Wednesday, January 19, 2011

TCDP Thermo Catalytic Depolymerization

Its been a long time since the last 2 posts, but after making a few changes to the basic idea of this site (which took us two and a half years) we are now back on course with explaining the basics about our microfuel technology and share with the interested public where we are going from here.

So this time I will give more background about thermo-catalytic depolymerization to prepare everyone for the next post, which will be about MWDP, microwave depolymerization, the technology invented in our group.

For those who went through my last posts it shouldn't be too difficult to follow this final chapter about the basics behind TCDP. For those who haven't I recommend to have a look back at the last post first.

I think the best way to explain TCDP is to go through the term word by word while analyzing their intended meaning. And finally I want to go a little bit into the possibilities and implications of a stable and reliable continuous process technology supporting TCDP to make it work on a large scale.

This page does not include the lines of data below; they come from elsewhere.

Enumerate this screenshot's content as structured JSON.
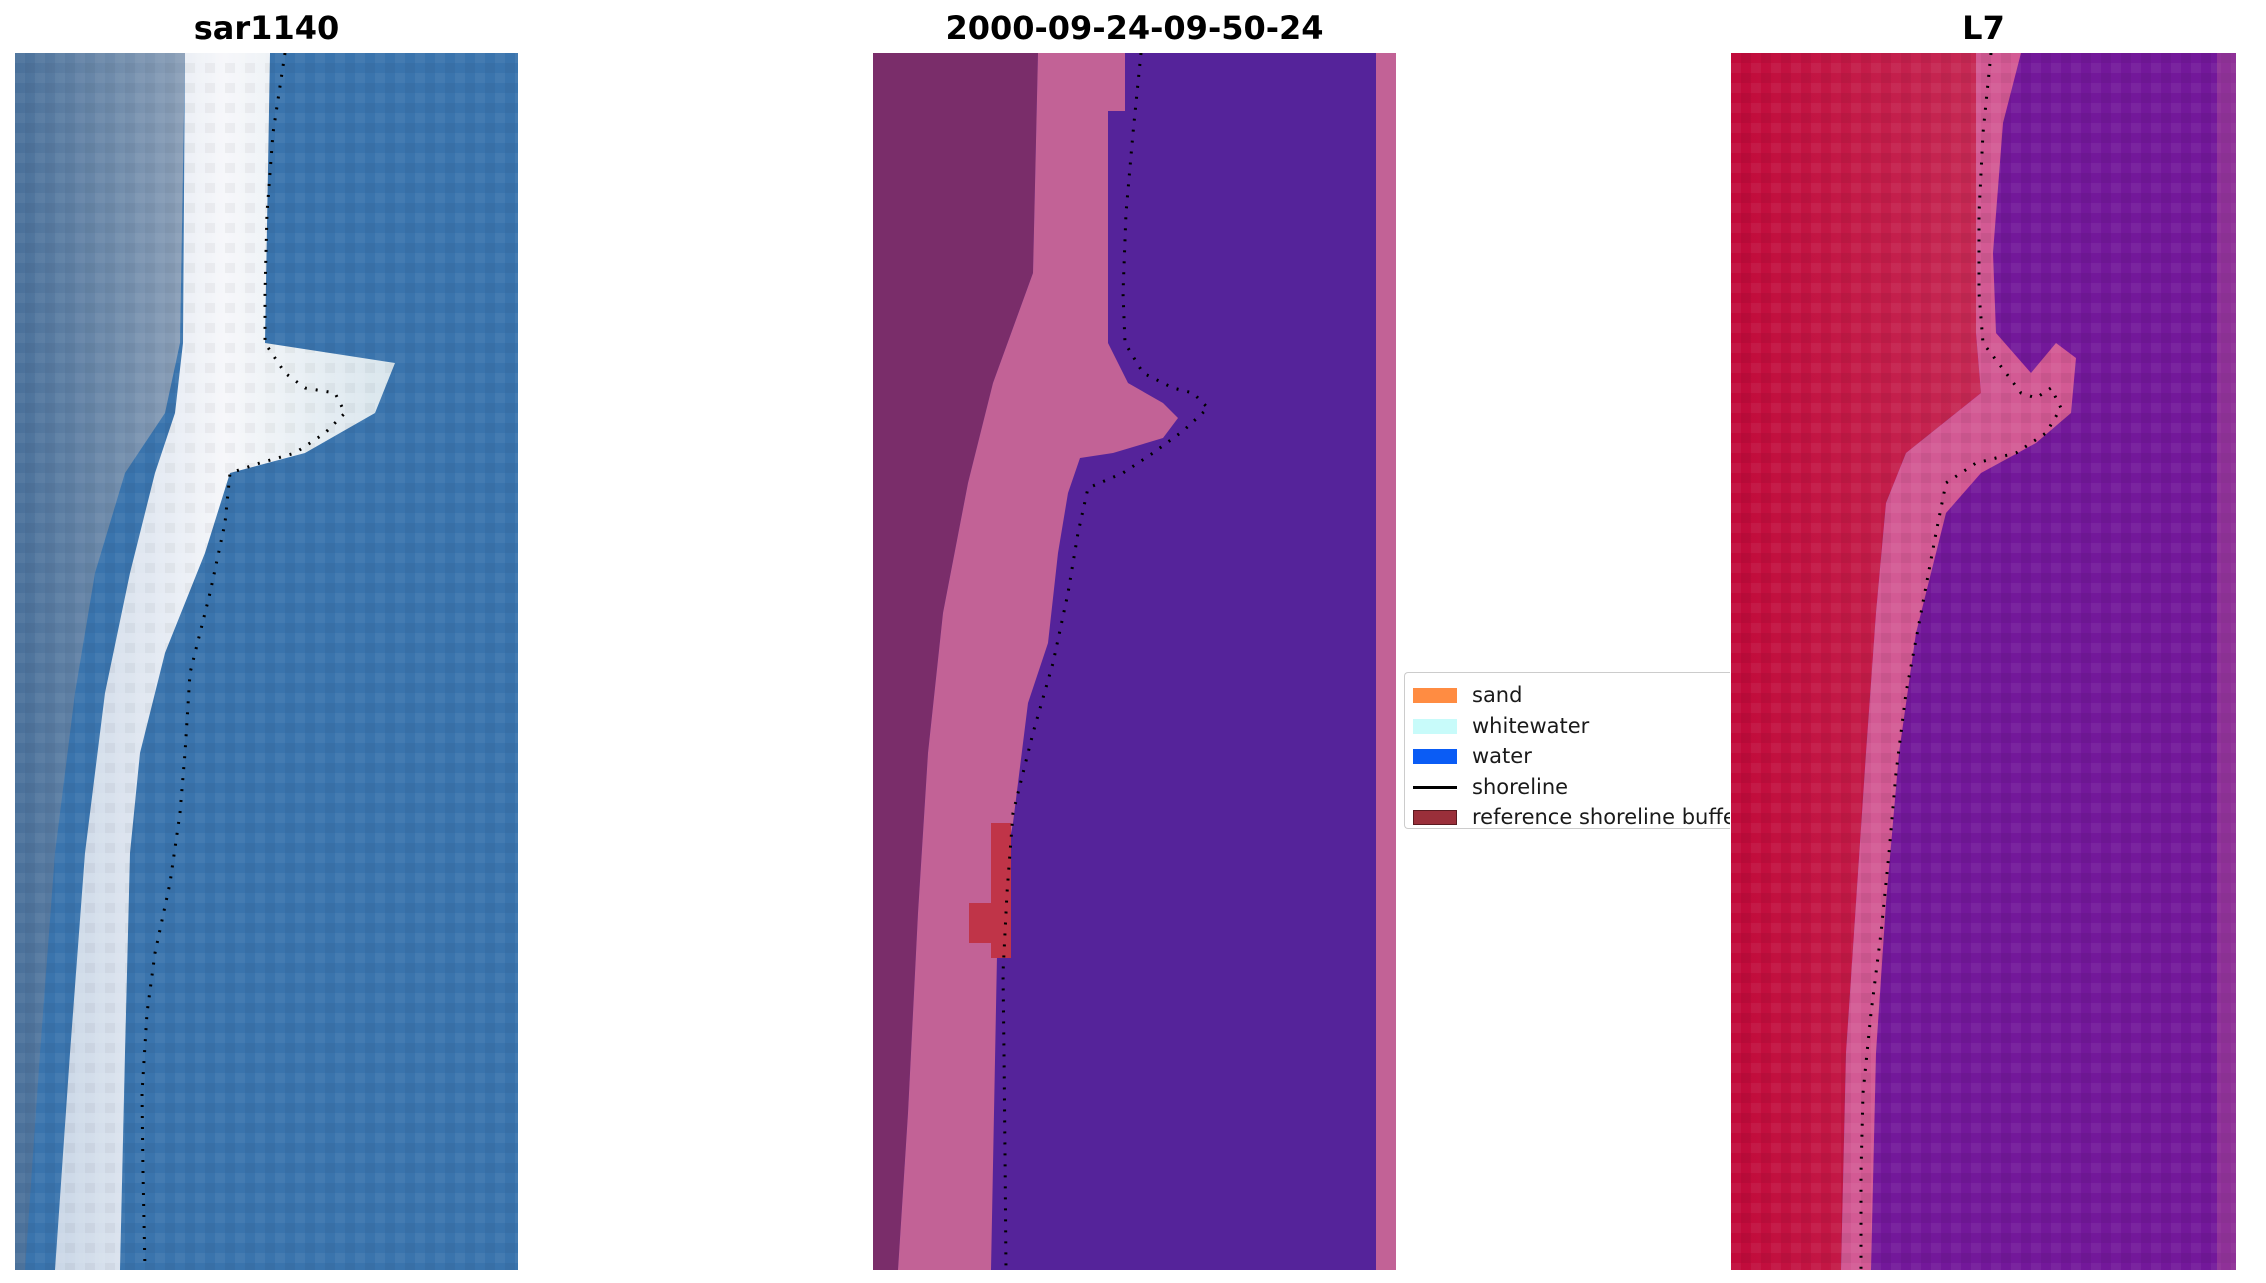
{
  "panels": [
    {
      "title": "sar1140"
    },
    {
      "title": "2000-09-24-09-50-24"
    },
    {
      "title": "L7"
    }
  ],
  "legend": {
    "items": [
      {
        "label": "sand",
        "color": "#ff8c42",
        "kind": "swatch"
      },
      {
        "label": "whitewater",
        "color": "#c8fbfa",
        "kind": "swatch"
      },
      {
        "label": "water",
        "color": "#0a5cf5",
        "kind": "swatch"
      },
      {
        "label": "shoreline",
        "color": "#000000",
        "kind": "line"
      },
      {
        "label": "reference shoreline buffer",
        "color": "#9a2f3a",
        "kind": "swatch"
      }
    ]
  },
  "colors": {
    "rgb_water": "#3a74ad",
    "rgb_sand": "#e6eef4",
    "classified_water": "#55239a",
    "classified_land": "#7a2d6a",
    "classified_sand": "#c26296",
    "classified_buffer": "#c03448",
    "swir_land": "#c31a48",
    "swir_water": "#73189a",
    "swir_beach": "#d35a94"
  }
}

Depolymerization is the contrary to polymerization, which means the building of large organic or carbon based molecules, called polymers, out of smaller building blocks. Therefore depolymerization means the break down or cracking of polymers into smaller molecules. In our context, the polymers are for example large organic molecules like cellulose, man made plastics or vulcanized rubber. When they are cracked in the proper way, the result will be a liquid mixture of molecules that has similar properties like the most useful oil products from fossil oil. Two things are required to do that: energy and a catalyst...


Thermal means "through the application of heat", meaning the required energy is added to a process in the form of heat. This is actually complemented by pressure in some existing implementations, acting as an additional form of energy input for a transformation process. The total amount of energy input required for a certain chemo physical transformation then determines the energy efficiency of such a process. Energy efficiency is obviously a very important factor when it comes to assessing cost and environmental impact of a biomass to energy conversion.


Probably the very first successfully run TCDP process is documented in a patent application by the German chemical conglomerate IG Farben in the 1920ties. Metals like iron and copper where used as catalysts. At that time zeolites with their superior capabilities had not yet been discovered. Today they are the material of choice for this process.

A zeolite combines two important capabilities in one material: a molecular sieve in the form of a siliceous crystal structure and a metallic catalyst function (Aluminum oxide). The combination of both is essential for many of their uses. Oil refineries are using them for over 50 years to improve their product yields, but they are also used in many different production processes and form an important ingredient in modern washing agents.

For those who want to know more about zeolites, please go to Professor Geoffrey L. Price Zeolite Page and have a look at his description.

Now somebody might think: all you have to do is build a small reactor that allows you to mix your garden waste with zeolite, heat up the mixture to the right temperature and voila, the next day you have diesel for your car and biochar for next years vegetable.
Well, in principle this is correct, however, many have tried over the years to design a simple continuous reactor which can exactly do this. They have learned the hard way that there are some technical issues to overcome before you get there. We will get back to this in a future article about the technical hurdles in building such a reactor.